Lentils are very high in protein (at least 26 percent) and if your chickens take to them, it’s worth adding more to your feed. Mine don’t particularly care for lentils or any legumes, for that matter, so I only add a small portion to my feed.
Sesame seeds have one of the highest amounts of protein in a seed (around 25 percent), so they’re especially good for picky chickens that won’t eat legumes. They’re also one of the more expensive ingredients in my feed, so I add them sparingly.
Flax seeds boost omega-3 fatty acids in eggs, and are also rich in protein (37 percent), B vitamins, and minerals.
Brewer’s yeast (animal grade) can be found online or at local feed stores. You can buy human-grade brewer’s yeast too, but you’ll end up paying double (at least). It’s an important source of B vitamins and protein (around 35 percent) for chickens. (On a side note, I’ve also read that feeding brewer’s yeast to your dog will repel ticks and fleas, in addition to providing all the other good stuff.)
Kelp granules (or kelp meal) are basically little bits of dried seaweed. Kelp contains essential vitamins, minerals, amino acids, and salt that your chickens need. It promotes healthy growth, increases egg production, and darkens yolk color — an overall superior supplement.
Oyster shells provide the necessary calcium to strengthen your chickens’ eggshells. Feed this free choice, and they’ll take what they need each day. You can also feed them clean, crushed eggshells to put all that calcium back into their bodies.
Grit is typically limestone or granite gravel that aids the gizzard in grinding food. If your chickens free range, they’ll probably pick up little stones on their own and won’t take as much from the free-choice grit.
Other good sources of protein include triticale, field peas, and split peas (or any peas in general — many soy-free commercial feeds rely on peas to provide sufficient protein). If money is no object, you could also add quinoa, spelt, wild rice, amaranth seeds, nyjer seeds, hemp seeds, or shelled peanuts as excellent protein sources. Feeding lower-protein grains like rye, barley, buckwheat and sorghum (milo) in small amounts will balance the higher-protein (and usually higher-cost) grains.
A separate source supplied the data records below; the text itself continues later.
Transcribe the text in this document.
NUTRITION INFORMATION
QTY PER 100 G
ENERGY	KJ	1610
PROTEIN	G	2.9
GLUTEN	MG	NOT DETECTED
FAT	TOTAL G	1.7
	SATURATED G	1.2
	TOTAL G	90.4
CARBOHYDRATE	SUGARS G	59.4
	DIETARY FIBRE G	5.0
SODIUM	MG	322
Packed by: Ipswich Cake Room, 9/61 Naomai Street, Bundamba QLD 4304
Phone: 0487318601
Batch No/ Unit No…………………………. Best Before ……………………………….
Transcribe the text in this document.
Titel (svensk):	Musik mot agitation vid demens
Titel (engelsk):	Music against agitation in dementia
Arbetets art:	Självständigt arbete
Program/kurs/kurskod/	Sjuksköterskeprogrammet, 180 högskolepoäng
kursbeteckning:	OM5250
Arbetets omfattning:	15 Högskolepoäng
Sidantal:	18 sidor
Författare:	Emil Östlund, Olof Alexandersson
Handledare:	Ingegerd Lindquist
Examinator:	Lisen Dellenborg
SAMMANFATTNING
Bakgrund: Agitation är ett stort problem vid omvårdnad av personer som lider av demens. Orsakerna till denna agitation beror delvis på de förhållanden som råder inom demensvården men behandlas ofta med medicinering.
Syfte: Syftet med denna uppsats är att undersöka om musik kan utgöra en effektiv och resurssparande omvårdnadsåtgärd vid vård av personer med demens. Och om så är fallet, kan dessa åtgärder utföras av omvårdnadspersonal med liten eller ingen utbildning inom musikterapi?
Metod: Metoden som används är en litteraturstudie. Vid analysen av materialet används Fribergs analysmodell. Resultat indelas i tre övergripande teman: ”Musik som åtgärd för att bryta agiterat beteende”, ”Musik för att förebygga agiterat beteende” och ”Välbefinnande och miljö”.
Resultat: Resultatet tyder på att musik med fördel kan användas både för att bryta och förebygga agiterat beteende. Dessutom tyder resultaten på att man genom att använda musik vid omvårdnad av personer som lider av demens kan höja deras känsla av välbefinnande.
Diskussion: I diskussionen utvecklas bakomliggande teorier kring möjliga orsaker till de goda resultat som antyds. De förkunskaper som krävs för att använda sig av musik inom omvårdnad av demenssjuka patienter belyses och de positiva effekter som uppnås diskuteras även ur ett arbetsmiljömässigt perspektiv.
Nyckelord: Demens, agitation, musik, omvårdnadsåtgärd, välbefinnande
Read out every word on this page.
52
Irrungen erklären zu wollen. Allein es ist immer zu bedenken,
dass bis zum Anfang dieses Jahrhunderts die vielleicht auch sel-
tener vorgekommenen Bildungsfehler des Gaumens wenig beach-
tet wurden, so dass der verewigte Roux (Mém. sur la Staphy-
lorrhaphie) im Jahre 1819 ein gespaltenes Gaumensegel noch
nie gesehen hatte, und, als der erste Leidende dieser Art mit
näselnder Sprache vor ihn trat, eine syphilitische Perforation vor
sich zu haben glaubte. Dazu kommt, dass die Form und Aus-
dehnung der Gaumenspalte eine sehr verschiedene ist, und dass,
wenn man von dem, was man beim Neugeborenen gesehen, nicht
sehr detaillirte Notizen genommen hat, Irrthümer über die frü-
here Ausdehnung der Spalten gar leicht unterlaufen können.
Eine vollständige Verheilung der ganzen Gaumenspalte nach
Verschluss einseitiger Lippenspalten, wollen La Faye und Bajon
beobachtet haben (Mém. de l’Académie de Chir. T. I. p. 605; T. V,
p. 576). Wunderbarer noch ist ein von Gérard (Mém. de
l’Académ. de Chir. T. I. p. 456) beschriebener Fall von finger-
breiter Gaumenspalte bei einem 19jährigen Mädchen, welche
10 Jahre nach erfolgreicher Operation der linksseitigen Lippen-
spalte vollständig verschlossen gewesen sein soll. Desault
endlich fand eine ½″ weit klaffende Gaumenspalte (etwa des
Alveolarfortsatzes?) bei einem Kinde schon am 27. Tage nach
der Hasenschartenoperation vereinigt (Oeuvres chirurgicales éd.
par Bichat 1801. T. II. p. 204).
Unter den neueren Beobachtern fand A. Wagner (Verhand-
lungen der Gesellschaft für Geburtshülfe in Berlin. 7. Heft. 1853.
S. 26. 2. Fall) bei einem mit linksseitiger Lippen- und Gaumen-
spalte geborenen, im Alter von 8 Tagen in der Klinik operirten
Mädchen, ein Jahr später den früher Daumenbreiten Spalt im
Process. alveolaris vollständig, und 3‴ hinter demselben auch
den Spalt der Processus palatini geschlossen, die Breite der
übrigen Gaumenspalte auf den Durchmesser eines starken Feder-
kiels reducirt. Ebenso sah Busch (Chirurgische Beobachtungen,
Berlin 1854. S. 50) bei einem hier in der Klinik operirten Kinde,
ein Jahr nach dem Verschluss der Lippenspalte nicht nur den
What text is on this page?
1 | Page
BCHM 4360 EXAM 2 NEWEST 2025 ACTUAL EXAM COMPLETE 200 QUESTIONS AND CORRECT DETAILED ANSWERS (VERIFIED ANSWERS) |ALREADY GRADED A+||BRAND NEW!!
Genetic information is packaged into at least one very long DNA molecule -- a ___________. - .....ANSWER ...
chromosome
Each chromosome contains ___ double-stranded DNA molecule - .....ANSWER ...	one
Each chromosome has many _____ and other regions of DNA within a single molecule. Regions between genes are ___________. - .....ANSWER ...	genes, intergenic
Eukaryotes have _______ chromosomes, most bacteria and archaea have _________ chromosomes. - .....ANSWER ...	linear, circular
Try not to make your feed too heavy on any particular grain. The University of Kentucky College of Agriculture offers good information on the pros and cons of common feed grains on their Poultry Extension site.
At the end of the day, if you feed a balanced meal of grains, greens and garden pests — with a little treat here and there — numbers are not as important as a diverse diet.